Many teams use both. The REST API keeps their own store in sync with their back office, while the scraping API watches the market and pulls in external catalogs. They are complementary, not competing. If you are weighing options across the ecosystem, our roundup of the best WooCommerce scraper tools and our primer on web scraping add useful context.
A useful way to make the call quickly is to ask one question first: do you have administrator access to the store you want data from? If the answer is yes and you need to change anything, the official REST API is your answer. If the answer is no, or if you only need to read public catalog data at scale across many stores, the scraping API is the pragmatic choice and usually the only one that works. The Store API sits in between: handy for light, public reads on a front end you control, but too limited and too easily disabled to depend on for anything serious.
One last honest caveat worth stating plainly: a scraping API does not replace the platform's guarantees. It cannot give you transactional writes, it cannot see private data, and it depends on what a store chooses to expose publicly. We designed the fallback chain precisely so that the practical reality of disabled endpoints does not break your pipeline, but the right mental model is still that the official API owns your store and the scraping API observes the public web. Pick the one whose job matches yours.
Need data from stores you do not own?
Read products, prices, images, variations and reviews from any public WooCommerce store with one Bearer key, with automatic fallback when endpoints are blocked. Build with the API or try it in the browser first.
Frequently asked questions
Can I use the official WooCommerce REST API on a store I do not own?
No. The official REST API at /wp-json/wc/v3 requires a consumer key and secret that only an administrator of that store can generate. If you do not control the store, a scraping API that reads public data is the only practical route.

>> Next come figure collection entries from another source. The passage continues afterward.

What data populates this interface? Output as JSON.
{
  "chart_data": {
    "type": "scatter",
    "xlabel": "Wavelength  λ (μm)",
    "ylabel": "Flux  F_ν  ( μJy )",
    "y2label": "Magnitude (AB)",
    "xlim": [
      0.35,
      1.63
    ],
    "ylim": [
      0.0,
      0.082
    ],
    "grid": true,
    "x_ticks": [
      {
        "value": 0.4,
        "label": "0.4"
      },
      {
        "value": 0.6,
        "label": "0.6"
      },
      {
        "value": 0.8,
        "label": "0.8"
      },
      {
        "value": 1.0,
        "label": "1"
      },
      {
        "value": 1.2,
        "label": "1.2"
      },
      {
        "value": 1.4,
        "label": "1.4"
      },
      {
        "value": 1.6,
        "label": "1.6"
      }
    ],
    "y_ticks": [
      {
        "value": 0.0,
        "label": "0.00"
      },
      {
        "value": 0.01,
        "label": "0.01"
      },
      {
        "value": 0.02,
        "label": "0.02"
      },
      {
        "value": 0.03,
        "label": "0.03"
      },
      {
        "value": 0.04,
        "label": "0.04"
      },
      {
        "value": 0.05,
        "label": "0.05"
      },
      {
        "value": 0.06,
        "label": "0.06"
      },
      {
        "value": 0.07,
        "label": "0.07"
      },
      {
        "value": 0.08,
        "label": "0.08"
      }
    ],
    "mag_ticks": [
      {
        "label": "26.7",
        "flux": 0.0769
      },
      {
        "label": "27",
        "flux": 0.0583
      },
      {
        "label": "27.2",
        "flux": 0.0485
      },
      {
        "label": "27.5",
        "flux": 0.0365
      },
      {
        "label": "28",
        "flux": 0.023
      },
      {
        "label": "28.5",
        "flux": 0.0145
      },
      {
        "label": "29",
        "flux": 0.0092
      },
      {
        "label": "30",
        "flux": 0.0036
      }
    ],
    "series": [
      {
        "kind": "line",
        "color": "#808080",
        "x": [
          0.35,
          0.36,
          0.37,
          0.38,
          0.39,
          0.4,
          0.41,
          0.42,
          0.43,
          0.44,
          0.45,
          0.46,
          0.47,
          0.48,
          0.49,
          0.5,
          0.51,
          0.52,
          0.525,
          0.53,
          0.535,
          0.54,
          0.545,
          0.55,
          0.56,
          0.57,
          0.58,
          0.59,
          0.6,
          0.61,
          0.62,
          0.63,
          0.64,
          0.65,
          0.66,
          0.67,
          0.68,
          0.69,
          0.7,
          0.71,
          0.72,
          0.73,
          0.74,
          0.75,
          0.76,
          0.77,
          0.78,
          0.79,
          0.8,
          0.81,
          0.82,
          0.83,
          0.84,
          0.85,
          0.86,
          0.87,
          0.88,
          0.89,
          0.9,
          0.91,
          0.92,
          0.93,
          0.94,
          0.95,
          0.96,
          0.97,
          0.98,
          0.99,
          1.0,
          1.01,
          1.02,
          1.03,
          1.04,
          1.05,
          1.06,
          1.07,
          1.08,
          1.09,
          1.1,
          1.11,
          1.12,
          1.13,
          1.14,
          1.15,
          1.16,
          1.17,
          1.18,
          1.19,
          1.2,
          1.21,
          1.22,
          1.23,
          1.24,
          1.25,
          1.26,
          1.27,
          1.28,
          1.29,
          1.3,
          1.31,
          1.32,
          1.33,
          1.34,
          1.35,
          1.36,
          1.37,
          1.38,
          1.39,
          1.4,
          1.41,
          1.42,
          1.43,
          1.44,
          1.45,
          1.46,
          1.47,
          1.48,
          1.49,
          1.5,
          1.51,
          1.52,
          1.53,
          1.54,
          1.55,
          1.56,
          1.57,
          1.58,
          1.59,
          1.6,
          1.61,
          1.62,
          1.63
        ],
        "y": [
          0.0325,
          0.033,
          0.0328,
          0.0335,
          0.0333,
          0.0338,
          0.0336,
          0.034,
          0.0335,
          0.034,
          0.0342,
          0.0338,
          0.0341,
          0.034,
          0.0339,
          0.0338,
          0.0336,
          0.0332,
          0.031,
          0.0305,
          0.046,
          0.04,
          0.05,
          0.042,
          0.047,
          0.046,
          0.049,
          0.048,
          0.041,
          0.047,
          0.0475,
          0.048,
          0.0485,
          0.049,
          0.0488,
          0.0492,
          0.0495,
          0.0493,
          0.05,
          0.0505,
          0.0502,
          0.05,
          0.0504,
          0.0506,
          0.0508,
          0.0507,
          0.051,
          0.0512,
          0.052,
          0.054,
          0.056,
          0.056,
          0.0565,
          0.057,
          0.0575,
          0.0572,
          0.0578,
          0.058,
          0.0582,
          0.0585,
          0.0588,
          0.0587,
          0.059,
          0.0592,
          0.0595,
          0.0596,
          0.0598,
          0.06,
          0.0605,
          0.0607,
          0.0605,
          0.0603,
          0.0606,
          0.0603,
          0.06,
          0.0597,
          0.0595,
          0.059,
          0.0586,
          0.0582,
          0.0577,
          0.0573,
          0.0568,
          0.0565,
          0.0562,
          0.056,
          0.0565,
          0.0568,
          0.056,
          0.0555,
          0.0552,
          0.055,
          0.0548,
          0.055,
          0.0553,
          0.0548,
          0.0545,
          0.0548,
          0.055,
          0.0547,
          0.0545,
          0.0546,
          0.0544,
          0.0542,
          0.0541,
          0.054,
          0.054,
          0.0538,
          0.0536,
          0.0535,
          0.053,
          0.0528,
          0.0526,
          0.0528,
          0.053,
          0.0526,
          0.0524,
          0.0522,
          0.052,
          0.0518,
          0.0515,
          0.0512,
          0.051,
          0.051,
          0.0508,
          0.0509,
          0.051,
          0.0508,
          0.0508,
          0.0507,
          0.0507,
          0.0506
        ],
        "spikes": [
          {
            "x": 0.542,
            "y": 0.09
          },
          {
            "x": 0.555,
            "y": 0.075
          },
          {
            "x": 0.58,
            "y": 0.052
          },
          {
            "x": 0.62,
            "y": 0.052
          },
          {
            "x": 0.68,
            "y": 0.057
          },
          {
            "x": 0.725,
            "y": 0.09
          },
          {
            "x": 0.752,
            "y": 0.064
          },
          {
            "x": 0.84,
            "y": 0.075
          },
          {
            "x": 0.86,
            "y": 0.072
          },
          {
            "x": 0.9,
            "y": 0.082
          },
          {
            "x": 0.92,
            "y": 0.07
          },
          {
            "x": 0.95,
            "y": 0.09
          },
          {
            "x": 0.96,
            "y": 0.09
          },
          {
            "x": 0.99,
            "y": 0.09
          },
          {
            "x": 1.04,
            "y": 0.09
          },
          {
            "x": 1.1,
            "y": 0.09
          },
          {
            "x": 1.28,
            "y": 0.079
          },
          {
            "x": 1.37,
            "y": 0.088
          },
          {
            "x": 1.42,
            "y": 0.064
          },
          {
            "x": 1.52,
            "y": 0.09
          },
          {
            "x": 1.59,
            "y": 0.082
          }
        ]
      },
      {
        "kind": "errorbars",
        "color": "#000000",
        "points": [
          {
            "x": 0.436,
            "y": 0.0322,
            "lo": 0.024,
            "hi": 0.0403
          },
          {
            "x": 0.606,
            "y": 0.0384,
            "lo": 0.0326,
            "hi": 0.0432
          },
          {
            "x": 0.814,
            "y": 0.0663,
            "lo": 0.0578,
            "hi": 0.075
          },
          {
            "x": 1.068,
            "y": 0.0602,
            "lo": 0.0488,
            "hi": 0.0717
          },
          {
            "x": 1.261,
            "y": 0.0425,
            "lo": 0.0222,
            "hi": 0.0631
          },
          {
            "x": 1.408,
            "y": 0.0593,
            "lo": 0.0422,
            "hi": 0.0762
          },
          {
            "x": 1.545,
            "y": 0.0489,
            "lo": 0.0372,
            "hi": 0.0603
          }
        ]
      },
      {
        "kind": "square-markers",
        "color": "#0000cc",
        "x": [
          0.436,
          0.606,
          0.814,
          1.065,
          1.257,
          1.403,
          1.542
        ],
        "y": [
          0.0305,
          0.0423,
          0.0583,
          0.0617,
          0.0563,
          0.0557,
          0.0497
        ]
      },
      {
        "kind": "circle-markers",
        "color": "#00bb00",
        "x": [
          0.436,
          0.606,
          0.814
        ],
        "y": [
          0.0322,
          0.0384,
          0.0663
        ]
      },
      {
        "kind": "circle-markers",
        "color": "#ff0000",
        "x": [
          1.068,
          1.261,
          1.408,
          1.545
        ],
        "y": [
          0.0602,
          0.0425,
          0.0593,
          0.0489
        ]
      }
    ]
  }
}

What happens if a store disables /wp-json?
The official REST API and the Store API both stop responding, typically returning rest_no_route or a 403. The scraping API handles this by falling back: it tries the Store API, then ?rest_route=, then parses the product sitemap and JSON-LD on each product page, so it keeps returning data.
Does the scraping API let me write or update products?

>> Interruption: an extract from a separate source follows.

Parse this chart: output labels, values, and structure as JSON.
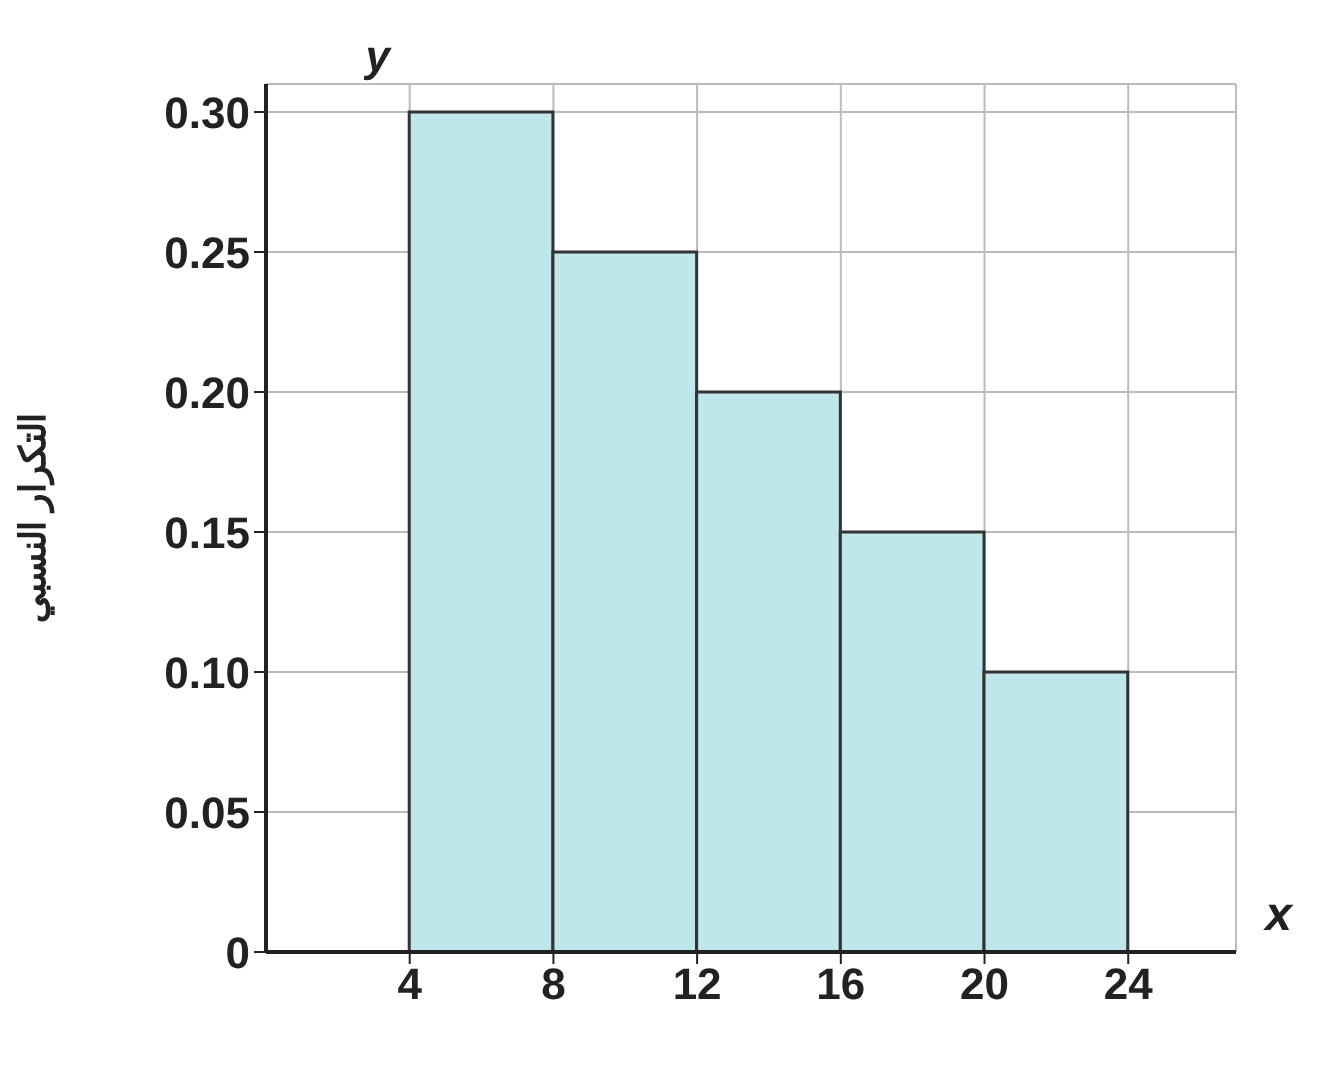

No. The scraping API is read-only; it extracts public catalog data. If you need to create or modify products, orders or stock, that is a job for the official WooCommerce REST API on a store where you are an administrator.
How do I authenticate with the scraping API?
You use a single Bearer key in the format wcs_live_... sent in the Authorization header, and call endpoints such as /api/v1/products. There is no per-store configuration; you simply pass the target store URL as a parameter.
Which one is better for competitor price monitoring?
The scraping API, without question. Competitors will not give you admin keys to their stores, so the official REST API is simply not an option. A scraping API reads their public prices and variations and keeps working even if they harden their endpoints.